The Road To A Cure For HIV/AIDS
Since HIV and AIDS were first identified in the Eighties as a threat to human health and welfare, the focus has been on preventing the spread of infection, treating sufferers, and discovering a remedy for the disease. Though various treatments have been developed over the previous few a long time that have basically extended a person's lifespan in addition to inhibit the spread of the illness from one infected individual to a non-contaminated individual, a cure for the disease has remained elusive. There are a number of reasons for this.
One of many causes the cure for HIV/AIDS has been difficult to obtain is due to the complexity in defining what it means to treatment the disease. Having a clear definition is necessary for figuring out if a treatment has achieved the objective. The simplest and best definition of a cure would be a cessation in the want for a affected person to use antiviral medicine in an effort to hold the HIV an infection beneath control. This does not essentially mean that the disease is eradicated but simply that the patient does not must take treatment anymore.
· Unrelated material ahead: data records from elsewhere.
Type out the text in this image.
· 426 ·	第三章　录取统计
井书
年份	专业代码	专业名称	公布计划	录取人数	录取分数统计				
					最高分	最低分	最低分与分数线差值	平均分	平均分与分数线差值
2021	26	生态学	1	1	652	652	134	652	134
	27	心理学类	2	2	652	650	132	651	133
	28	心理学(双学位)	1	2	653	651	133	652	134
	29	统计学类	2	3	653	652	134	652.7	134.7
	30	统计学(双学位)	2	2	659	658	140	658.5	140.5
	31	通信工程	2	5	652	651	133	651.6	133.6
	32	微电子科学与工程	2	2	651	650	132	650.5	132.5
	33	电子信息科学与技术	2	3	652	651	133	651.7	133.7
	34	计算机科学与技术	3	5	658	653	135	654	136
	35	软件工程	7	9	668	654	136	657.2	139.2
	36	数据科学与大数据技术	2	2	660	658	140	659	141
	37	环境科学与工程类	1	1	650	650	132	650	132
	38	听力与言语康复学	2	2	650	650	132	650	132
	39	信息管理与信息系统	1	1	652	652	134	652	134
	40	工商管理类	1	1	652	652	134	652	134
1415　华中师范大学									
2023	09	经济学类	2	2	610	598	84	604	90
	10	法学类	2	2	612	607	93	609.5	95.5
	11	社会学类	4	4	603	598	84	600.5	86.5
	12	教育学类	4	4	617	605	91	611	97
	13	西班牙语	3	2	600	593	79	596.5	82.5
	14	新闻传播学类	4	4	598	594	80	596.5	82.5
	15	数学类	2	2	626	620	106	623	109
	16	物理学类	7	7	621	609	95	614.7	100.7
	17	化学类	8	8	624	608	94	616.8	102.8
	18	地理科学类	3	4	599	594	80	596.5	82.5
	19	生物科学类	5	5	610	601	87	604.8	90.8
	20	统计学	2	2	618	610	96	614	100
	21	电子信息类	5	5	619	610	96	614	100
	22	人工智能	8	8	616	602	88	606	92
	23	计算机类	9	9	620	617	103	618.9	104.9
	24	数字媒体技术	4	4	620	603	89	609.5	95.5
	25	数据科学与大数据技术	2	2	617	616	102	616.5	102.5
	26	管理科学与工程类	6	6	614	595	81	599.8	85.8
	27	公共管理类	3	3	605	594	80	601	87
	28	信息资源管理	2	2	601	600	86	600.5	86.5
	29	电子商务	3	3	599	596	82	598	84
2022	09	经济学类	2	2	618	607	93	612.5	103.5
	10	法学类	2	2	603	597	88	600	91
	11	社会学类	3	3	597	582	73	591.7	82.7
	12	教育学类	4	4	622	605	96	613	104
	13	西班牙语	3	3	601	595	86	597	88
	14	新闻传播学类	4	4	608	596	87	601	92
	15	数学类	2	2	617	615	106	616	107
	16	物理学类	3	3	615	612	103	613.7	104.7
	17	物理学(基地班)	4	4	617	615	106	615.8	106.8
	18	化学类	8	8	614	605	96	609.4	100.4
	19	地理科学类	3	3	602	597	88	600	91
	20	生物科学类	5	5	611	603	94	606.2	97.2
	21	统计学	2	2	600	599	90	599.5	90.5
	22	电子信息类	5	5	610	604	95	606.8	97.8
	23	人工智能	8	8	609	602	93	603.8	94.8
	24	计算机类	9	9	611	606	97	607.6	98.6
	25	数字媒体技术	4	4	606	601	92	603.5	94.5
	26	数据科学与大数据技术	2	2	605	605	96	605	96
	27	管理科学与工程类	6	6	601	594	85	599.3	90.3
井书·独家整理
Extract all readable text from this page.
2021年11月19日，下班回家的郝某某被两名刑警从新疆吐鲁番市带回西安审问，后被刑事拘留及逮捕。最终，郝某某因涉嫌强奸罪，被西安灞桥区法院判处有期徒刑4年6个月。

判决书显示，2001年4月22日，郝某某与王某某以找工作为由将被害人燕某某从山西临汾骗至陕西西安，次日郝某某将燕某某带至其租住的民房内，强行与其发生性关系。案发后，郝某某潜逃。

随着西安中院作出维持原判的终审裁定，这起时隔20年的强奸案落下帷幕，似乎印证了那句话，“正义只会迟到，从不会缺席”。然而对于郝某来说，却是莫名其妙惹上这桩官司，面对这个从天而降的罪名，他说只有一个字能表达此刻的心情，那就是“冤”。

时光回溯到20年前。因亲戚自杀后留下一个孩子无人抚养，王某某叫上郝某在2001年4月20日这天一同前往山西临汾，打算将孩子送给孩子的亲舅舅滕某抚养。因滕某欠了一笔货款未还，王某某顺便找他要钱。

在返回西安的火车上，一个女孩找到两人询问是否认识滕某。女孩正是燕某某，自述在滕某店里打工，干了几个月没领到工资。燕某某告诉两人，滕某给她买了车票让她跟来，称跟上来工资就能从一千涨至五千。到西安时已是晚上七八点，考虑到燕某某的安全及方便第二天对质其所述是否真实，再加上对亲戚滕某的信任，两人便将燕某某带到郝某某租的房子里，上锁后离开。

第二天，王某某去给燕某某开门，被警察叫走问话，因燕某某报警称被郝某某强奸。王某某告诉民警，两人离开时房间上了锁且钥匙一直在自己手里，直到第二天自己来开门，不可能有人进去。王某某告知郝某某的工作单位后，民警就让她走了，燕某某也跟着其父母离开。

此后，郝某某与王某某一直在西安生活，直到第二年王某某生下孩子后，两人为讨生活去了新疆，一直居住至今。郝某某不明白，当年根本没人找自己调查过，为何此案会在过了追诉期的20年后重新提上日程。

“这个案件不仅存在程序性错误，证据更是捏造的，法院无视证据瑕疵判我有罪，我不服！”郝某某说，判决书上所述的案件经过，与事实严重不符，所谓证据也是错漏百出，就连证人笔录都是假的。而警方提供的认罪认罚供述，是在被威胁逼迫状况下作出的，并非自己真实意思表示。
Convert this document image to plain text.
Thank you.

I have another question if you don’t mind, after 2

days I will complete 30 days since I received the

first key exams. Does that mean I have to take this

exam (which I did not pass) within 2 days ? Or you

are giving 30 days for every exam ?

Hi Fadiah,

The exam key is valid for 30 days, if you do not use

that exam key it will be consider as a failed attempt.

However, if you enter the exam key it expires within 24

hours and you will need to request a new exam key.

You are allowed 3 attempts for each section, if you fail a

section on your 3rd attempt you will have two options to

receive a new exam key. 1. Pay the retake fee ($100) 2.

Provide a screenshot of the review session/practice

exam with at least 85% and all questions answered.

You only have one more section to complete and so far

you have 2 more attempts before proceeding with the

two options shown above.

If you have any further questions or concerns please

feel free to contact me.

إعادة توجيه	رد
Whole elimination of the disease, while a worthy purpose, is much more troublesome to measure since that might imply doing a prohibitively giant amount of testing on an individual to determine if there is any residual HIV infection in their body.
One other barrier to creating a remedy to HIV/AIDS is patient safety. There may be some concern that the remedy could trigger extra medical problems to arise. For example, one possible cure would contain activating dormant HIV which turns into latent throughout therapy with medications. The priority is that HIV activators would also activate other ailments that lay dormant in DNA resembling sure cancers genes thereby causing the remedy to be worse that the disease.
A third sensible barrier is the actual study and growth of the treatment itself. The illness is tough to study since HIV is a human disease and cannot be activated in different animals. The closest relation to HIV is Simian Immunodeficiency Virus (SIV) which occurs in monkeys. Nonetheless, the illness doesn't reply the HIV remedies meant for humans. Scientists have been capable of get round this to a certain extent but an accurate mannequin of the disease to check a possible remedy in animals still stays just out of reach. Despite these obstacles, although, quite a lot of progress has been made towards a treatment for the disease. Researchers are assured that one will likely be found especially if all of the wanted funding is poured into HIV/AIDS research from various governments in addition to the pharmaceutical industry.